Всегда предлагай следующий шаг. Если ситуация сложная — эскалируй.""",
}

class PromptABTest:
    def __init__(self, control: str, treatment: str, traffic_split: float = 0.5):
        self.variants = {"control": control, "treatment": treatment}
        self.traffic_split = traffic_split

    def get_prompt(self, session_id: str) -> tuple[str, str]:
        # Consistent assignment по session_id
        bucket = int(hashlib.md5(session_id.encode()).hexdigest(), 16) % 100
        variant = "treatment" if bucket < self.traffic_split * 100 else "control"
        return self.variants[variant], variant

Metrics for evaluating prompts

For each option, we track: user satisfaction (thumbs up/down, rating), task completion rate, escalation rate, response length, latency, cost.

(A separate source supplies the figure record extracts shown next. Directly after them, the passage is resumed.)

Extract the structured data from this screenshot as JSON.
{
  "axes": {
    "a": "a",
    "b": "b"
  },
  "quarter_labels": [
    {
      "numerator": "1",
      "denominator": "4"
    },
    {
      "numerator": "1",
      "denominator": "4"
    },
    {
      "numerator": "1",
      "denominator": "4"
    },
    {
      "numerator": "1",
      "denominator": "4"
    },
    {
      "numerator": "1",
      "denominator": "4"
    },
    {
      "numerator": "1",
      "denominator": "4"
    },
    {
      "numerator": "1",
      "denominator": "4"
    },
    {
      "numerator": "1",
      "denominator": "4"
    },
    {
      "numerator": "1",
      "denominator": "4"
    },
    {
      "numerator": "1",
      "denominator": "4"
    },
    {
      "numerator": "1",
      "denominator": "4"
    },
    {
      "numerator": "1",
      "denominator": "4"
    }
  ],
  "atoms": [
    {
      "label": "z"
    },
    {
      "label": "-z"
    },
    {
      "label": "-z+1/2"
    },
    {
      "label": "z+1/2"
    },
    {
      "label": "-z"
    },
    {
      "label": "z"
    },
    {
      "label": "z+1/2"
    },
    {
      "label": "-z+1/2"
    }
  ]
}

def evaluate_prompt_variant(variant_responses: list[PromptResponse]) -> VariantMetrics:
    return VariantMetrics(
        n=len(variant_responses),
        avg_satisfaction=np.mean([r.satisfaction_score for r in variant_responses if r.satisfaction_score]),
        completion_rate=np.mean([r.task_completed for r in variant_responses]),
        escalation_rate=np.mean([r.escalated for r in variant_responses]),
        avg_response_tokens=np.mean([r.completion_tokens for r in variant_responses]),
        avg_cost_usd=np.mean([r.cost_usd for r in variant_responses]),
    )

Integration with Langfuse

from langfuse import Langfuse

langfuse = Langfuse()

# Создание датасета для оценки
dataset = langfuse.create_dataset(name="customer_support_eval")

# Запуск эксперимента
for sample in dataset.items:
    for variant, prompt in [("control", CONTROL_PROMPT), ("treatment", TREATMENT_PROMPT)]:
        response = llm.generate(messages=[
            {"role": "system", "content": prompt},
            {"role": "user", "content": sample.input}
        ])
        # Оценка каждого ответа
        sample.link(run_name=f"prompt_ab_{variant}", output=response)
        langfuse.score(run_name=f"prompt_ab_{variant}", name="quality",
                      value=llm_judge.evaluate(sample.input, response, sample.expected_output))

Statistical significance

The minimum sample size depends on the expected effect. To detect a 5% improvement in satisfaction with a baseline of 70%, ~800 samples per variant are needed (alpha=0.05, power=0.8). We use scipy.stats.power_analysis or specialized A/B calculators.